Kalilo datang ke kelas Kailee dengan segelas es jeruk sesuai dengan keinginan Kailee. Ia duduk di depan Kailee, membalikkan kursi menghadap ke arah kekasihnya. Tak berselang lama, Sachi dan Adira juga datang. Mereka bertiga–termasuk Ella–memisahkan diri ke meja seberang. Membiarkan Kailee berduaan dengan Kalilo.

“Makanannya udah habis?” tanya Kalilo.

Kailee mengangguk menjawab pertanyaan Kalilo.

“Kamu gak makan?” tanya Kailee.

“Tadi aku udah makan di kantin. Aku beli mie kuah sama es teh, enak banget!” bales Kalilo dengan antusias.

Kailee terkekeh mendengarnya, “Jam segini udah makan mie aja.

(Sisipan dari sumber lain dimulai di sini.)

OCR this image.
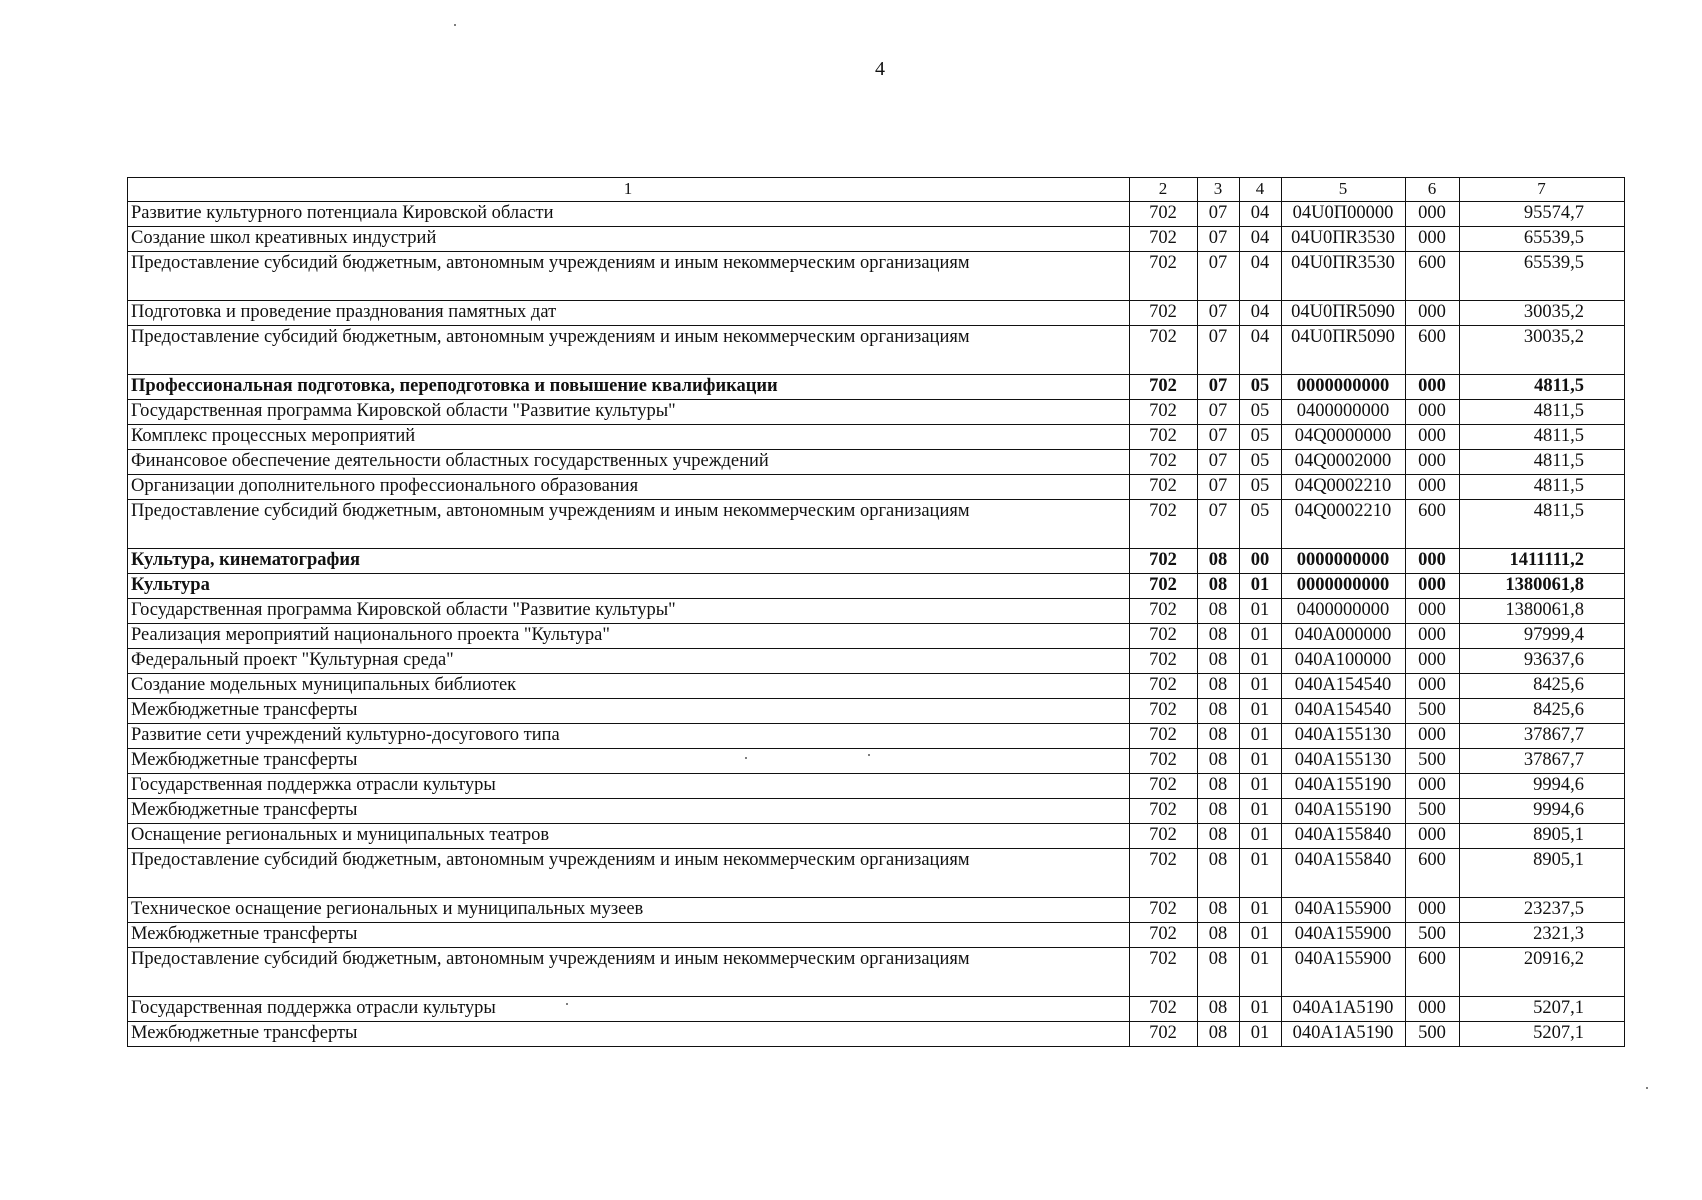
4
1	2	3	4	5	6	7
Развитие культурного потенциала Кировской области	702	07	04	04U0П00000	000	95574,7
Создание школ креативных индустрий	702	07	04	04U0ПR3530	000	65539,5
Предоставление субсидий бюджетным, автономным учреждениям и иным некоммерческим организациям	702	07	04	04U0ПR3530	600	65539,5
Подготовка и проведение празднования памятных дат	702	07	04	04U0ПR5090	000	30035,2
Предоставление субсидий бюджетным, автономным учреждениям и иным некоммерческим организациям	702	07	04	04U0ПR5090	600	30035,2
Профессиональная подготовка, переподготовка и повышение квалификации	702	07	05	0000000000	000	4811,5
Государственная программа Кировской области "Развитие культуры"	702	07	05	0400000000	000	4811,5
Комплекс процессных мероприятий	702	07	05	04Q0000000	000	4811,5
Финансовое обеспечение деятельности областных государственных учреждений	702	07	05	04Q0002000	000	4811,5
Организации дополнительного профессионального образования	702	07	05	04Q0002210	000	4811,5
Предоставление субсидий бюджетным, автономным учреждениям и иным некоммерческим организациям	702	07	05	04Q0002210	600	4811,5
Культура, кинематография	702	08	00	0000000000	000	1411111,2
Культура	702	08	01	0000000000	000	1380061,8
Государственная программа Кировской области "Развитие культуры"	702	08	01	0400000000	000	1380061,8
Реализация мероприятий национального проекта "Культура"	702	08	01	040A000000	000	97999,4
Федеральный проект "Культурная среда"	702	08	01	040A100000	000	93637,6
Создание модельных муниципальных библиотек	702	08	01	040A154540	000	8425,6
Межбюджетные трансферты	702	08	01	040A154540	500	8425,6
Развитие сети учреждений культурно-досугового типа	702	08	01	040A155130	000	37867,7
Межбюджетные трансферты	702	08	01	040A155130	500	37867,7
Государственная поддержка отрасли культуры	702	08	01	040A155190	000	9994,6
Межбюджетные трансферты	702	08	01	040A155190	500	9994,6
Оснащение региональных и муниципальных театров	702	08	01	040A155840	000	8905,1
Предоставление субсидий бюджетным, автономным учреждениям и иным некоммерческим организациям	702	08	01	040A155840	600	8905,1
Техническое оснащение региональных и муниципальных музеев	702	08	01	040A155900	000	23237,5
Межбюджетные трансферты	702	08	01	040A155900	500	2321,3
Предоставление субсидий бюджетным, автономным учреждениям и иным некоммерческим организациям	702	08	01	040A155900	600	20916,2
Государственная поддержка отрасли культуры	702	08	01	040A1A5190	000	5207,1
Межбюджетные трансферты	702	08	01	040A1A5190	500	5207,1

Gak baik, loh!”

Kalilo mengerucutkan bibirnya, “Habisnya aku lagi pengen makan mie dari kemarin. Baru sempet makan mie hari ini deh.”

“Tapi, gak sepagi ini juga, Kalilooo. Kan bisa nanti jam istirahat ke-dua,” ucap Kailee. Ia tidak berniat mengomeli atau memarahi Kalilo, dia hanya memberitahu saja kalau makan mie pagi-pagi itu tidak sehat. Apalagi setelah itu Kailee melihat wajah Kalilo yang nampak menyesal.

“Iyaaa, maaf,” ucap Kalilo sambil menundukkan kepalanya.

“Aku gak marah atau ngomel, kok. Cuma ngasih tau aja,” ujar Kailee.

“Kamu kayak marah gitu.”

“Enggak, Kalilo. Aku cuma ngasih tau aja. Aku gak marah, oke?”

“Beneran?”

Kailee menganggukkan kepalanya sambil tertawa. Tangannya terulur untuk mengusak surai milik Kalilo. Kemudian ia menarik segelas es jeruk dan meminumnya. Kalilo hanya menatap pergerakan kekasihnya.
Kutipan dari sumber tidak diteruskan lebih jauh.